Ledwo dyszącą gospodarkę Kuby chcą ratować komunistyczne władze zapowiadając, że rząd pozwoli na swobodę działania małym prywatnych firm w większości dziedzin gospodarki. Wyjątki mają być niewielkie. Jakie? Tego nie podano.
Przepisy zostaną wprowadzane w momencie, gdy Wyspa Młodości stara się wyjść z załamania gospodarczego, zapowiedziała minister pracy Marta Elena Feito Cabrera.
Niektórzy miejscowi ekonomiści nastawieni od dawna wzywają do rozszerzenia roli małych firm, aby ożywić gospodarkę i tworzyć nowe miejsca pracy.
Gospodarka Kuby od lat jest w stagnacji, skurczyła się o 11 proc. w ubiegłym roku z powodu pandemii koronawirusa, która zdewastowała turystykę, i surowych sankcji USA. Kubańczycy borykają się wciąż z niedoborem podstawowych towarów, tasiemcowe kolejki nie zniknęły.

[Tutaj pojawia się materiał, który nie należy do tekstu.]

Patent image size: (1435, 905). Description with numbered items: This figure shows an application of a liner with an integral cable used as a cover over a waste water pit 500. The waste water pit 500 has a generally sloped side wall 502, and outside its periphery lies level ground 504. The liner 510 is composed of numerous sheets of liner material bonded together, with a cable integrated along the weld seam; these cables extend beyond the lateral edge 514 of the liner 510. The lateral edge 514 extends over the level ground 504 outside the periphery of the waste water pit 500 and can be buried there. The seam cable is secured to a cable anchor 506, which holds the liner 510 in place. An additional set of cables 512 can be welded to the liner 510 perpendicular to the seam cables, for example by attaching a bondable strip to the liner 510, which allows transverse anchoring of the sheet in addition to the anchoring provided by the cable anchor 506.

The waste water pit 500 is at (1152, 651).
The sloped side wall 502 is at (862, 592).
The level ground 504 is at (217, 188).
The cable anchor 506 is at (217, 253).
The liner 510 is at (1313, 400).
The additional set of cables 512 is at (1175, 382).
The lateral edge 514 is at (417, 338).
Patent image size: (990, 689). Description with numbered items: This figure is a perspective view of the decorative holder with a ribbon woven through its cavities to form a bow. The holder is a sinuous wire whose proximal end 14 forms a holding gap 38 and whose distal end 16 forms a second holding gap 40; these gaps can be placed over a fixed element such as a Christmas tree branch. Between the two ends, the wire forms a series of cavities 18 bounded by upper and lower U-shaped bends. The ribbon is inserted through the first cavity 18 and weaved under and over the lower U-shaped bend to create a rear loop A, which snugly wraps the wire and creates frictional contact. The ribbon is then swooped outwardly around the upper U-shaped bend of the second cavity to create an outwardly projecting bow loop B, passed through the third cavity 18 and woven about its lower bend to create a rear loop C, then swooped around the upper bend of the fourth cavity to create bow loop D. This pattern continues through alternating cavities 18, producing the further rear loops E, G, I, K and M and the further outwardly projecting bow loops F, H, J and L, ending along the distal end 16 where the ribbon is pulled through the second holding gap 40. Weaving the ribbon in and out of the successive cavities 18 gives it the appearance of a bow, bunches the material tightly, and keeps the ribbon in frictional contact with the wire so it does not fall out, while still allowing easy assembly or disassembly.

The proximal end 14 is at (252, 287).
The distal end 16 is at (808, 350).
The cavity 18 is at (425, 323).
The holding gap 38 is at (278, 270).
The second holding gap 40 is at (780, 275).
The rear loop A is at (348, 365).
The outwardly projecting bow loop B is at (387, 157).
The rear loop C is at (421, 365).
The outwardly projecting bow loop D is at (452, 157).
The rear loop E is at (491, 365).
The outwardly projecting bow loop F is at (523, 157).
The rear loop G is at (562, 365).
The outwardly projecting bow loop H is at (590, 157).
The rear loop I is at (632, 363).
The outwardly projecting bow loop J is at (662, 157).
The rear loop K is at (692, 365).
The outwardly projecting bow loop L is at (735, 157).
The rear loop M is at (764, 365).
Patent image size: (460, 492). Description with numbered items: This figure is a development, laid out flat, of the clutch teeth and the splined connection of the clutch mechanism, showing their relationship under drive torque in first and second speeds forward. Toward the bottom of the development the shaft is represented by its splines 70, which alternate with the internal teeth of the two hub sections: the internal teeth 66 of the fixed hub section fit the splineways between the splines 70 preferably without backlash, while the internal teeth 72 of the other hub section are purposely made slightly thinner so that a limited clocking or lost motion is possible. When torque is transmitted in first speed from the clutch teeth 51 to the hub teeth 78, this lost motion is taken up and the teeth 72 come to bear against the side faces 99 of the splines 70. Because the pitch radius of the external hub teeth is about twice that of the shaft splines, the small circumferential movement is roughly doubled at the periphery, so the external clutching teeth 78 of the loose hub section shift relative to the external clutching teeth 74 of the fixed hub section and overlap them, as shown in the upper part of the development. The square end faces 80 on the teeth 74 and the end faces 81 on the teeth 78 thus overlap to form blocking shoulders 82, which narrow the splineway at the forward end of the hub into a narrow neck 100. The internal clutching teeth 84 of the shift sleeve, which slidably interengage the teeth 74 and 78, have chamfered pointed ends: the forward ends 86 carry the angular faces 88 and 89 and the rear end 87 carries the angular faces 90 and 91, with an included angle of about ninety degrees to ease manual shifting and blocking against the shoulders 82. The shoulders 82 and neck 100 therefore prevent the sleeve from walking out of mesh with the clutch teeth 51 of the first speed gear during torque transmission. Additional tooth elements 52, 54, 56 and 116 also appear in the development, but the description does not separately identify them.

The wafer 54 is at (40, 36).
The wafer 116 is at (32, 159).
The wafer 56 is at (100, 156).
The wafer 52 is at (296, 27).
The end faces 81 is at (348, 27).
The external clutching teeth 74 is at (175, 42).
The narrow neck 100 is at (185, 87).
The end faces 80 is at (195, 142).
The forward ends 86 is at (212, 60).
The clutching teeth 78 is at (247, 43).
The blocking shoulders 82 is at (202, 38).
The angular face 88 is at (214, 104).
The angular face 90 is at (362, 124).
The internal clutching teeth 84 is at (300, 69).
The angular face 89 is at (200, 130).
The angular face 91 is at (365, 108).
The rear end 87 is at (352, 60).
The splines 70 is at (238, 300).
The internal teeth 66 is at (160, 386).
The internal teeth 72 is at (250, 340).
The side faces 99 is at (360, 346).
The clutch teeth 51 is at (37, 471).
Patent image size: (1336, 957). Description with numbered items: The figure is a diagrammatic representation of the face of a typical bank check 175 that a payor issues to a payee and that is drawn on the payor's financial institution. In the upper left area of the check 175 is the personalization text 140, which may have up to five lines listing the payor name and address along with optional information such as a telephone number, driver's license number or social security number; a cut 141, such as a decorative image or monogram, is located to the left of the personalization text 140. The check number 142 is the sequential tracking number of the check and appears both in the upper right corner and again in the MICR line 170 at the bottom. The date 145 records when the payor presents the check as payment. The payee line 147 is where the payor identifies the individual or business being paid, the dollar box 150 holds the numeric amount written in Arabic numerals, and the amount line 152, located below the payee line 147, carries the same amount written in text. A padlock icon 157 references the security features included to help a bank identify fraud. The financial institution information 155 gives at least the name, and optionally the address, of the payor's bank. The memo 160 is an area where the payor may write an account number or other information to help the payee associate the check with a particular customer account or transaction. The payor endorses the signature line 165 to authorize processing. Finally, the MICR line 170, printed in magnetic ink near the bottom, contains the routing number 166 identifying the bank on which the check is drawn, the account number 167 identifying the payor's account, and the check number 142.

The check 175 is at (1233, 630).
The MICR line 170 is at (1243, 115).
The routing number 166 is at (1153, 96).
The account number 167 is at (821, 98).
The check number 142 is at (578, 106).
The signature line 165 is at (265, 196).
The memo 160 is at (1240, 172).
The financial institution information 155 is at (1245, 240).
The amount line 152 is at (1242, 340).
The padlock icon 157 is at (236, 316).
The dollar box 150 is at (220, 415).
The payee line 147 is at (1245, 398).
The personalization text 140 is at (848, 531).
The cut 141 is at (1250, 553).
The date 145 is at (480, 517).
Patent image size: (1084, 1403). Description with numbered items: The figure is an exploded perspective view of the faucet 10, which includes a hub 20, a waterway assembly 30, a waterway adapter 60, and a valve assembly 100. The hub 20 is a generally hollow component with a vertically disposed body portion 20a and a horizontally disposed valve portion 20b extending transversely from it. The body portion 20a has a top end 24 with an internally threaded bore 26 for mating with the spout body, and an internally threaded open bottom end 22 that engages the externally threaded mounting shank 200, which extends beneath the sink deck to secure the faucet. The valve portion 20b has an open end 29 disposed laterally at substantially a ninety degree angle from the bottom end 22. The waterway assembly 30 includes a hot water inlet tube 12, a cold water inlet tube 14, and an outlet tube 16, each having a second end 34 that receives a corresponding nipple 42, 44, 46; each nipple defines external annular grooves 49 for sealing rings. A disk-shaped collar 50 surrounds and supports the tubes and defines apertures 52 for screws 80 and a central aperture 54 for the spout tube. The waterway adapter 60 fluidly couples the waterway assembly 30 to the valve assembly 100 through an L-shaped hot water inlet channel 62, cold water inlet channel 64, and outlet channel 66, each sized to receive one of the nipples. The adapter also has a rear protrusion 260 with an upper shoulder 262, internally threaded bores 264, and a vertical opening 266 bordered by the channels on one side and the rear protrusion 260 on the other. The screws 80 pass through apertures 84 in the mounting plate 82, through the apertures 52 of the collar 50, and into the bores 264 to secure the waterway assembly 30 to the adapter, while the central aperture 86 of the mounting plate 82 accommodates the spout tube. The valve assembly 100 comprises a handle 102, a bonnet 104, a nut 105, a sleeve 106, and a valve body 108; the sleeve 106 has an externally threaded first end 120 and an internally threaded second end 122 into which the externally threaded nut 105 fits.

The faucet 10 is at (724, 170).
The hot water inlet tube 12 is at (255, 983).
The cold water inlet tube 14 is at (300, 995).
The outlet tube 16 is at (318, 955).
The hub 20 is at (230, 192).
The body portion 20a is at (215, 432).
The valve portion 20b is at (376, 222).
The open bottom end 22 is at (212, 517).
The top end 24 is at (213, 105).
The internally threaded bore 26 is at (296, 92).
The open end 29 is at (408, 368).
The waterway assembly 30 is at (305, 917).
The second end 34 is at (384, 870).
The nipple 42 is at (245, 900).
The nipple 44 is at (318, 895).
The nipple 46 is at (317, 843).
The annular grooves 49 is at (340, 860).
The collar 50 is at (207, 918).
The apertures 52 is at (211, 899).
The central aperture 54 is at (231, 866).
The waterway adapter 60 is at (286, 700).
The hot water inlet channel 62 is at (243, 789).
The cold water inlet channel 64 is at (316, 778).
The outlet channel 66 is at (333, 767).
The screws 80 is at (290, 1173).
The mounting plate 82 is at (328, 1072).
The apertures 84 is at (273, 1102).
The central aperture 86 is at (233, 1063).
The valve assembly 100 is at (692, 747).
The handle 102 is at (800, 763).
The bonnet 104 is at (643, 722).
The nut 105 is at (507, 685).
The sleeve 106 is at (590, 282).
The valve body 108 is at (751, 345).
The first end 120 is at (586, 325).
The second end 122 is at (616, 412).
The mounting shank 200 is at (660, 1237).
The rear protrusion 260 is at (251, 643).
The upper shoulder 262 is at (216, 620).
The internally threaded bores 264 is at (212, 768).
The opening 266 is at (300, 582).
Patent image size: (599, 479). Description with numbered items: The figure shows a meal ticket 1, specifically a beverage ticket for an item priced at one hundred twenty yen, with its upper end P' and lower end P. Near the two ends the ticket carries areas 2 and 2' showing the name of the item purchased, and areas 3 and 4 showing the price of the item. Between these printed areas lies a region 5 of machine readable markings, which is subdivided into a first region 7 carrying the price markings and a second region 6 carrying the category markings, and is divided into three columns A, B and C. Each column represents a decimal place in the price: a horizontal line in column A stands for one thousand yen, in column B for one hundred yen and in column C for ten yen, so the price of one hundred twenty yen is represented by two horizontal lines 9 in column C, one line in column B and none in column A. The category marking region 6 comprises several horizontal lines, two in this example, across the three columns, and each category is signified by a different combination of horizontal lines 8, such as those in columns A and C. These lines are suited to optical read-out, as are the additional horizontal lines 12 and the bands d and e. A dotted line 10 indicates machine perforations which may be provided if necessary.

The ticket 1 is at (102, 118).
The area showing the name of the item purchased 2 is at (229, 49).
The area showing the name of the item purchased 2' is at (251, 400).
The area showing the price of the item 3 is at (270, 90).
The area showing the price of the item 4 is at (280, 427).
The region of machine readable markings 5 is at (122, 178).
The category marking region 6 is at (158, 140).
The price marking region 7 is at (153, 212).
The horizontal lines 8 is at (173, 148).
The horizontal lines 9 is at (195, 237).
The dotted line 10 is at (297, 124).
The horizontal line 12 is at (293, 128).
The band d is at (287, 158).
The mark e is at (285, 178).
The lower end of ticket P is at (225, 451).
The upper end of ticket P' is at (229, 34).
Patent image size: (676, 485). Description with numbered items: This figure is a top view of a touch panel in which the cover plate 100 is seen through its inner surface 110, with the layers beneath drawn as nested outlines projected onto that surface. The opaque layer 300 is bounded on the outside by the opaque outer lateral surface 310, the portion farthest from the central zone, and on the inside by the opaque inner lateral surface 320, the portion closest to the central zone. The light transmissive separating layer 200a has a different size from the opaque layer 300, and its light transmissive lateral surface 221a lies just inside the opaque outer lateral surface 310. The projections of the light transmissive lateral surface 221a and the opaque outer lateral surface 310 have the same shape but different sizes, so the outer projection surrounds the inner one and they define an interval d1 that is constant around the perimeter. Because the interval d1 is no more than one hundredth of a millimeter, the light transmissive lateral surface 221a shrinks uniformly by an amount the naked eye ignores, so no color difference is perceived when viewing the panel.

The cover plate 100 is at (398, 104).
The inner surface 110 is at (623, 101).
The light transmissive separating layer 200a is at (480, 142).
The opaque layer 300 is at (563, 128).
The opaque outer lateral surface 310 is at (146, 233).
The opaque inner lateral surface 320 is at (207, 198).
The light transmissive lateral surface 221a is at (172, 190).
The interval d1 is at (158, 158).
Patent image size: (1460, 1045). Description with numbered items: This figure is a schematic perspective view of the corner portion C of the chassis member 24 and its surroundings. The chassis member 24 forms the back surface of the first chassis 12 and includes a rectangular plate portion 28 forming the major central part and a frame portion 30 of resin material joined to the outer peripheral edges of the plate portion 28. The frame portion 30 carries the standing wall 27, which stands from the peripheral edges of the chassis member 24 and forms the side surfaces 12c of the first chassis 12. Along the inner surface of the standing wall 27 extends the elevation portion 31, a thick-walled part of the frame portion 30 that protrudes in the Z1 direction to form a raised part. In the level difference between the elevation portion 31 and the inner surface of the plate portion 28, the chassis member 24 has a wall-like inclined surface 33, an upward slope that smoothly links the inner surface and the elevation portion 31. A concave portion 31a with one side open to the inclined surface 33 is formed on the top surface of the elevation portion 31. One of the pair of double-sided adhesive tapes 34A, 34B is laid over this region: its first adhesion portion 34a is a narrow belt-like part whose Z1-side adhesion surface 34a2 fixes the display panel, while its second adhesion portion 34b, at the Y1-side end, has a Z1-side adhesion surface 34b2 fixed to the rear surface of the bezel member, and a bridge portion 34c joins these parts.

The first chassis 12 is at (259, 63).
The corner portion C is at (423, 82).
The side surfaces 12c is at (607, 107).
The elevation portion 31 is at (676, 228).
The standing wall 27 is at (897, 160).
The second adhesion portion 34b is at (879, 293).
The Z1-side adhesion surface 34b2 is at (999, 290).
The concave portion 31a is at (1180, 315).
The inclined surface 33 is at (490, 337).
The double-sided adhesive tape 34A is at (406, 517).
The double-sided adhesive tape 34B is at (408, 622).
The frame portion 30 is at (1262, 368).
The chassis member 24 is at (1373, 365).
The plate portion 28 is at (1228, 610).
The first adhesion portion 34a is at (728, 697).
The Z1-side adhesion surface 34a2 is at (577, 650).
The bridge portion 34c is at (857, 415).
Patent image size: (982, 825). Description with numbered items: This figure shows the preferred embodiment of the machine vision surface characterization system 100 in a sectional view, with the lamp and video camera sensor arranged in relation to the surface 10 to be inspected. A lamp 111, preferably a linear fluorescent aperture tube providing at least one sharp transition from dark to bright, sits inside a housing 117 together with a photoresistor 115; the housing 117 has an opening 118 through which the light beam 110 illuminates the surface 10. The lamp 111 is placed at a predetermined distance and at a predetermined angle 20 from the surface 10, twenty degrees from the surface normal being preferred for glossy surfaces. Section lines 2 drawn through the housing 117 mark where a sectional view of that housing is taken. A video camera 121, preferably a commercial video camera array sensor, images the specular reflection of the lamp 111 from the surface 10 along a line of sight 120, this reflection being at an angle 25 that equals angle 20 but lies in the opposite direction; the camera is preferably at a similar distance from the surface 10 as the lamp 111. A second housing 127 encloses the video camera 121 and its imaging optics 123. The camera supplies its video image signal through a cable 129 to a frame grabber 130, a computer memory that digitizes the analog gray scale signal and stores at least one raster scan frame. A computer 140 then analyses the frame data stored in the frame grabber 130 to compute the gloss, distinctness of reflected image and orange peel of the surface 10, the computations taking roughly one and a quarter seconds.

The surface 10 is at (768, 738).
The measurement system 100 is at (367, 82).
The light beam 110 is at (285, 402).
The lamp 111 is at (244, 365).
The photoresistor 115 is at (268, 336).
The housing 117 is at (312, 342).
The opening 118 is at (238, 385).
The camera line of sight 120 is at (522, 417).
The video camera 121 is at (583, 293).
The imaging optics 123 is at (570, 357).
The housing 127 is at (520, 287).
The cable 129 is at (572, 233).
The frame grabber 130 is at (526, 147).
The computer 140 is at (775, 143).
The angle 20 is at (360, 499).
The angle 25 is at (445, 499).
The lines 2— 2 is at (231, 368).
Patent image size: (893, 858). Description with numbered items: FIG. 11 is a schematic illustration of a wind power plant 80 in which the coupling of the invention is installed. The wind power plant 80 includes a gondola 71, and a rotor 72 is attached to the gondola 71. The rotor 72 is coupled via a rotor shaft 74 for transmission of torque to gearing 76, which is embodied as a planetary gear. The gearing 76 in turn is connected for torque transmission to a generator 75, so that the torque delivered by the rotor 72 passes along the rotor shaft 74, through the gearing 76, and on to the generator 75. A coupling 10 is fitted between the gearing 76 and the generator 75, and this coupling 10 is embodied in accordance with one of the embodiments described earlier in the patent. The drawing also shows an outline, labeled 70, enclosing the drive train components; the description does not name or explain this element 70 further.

Kryzys wymusił szereg reform, od dewaluacji peso i reorganizacji systemu monetarnego po pewną deregulację przedsiębiorstw państwowych i inwestycji zagranicznych.
„Samozatrudnieni nie będą mieli łatwo na początku, bo nie mają środków- powiedział Pavel Vidal, były ekonomista kubańskiego banku centralnego, który wykłada dziś w Kolumbii. Ale dzięki pomysłowości Kubańczyków może uda się rozruszać gospodarkę.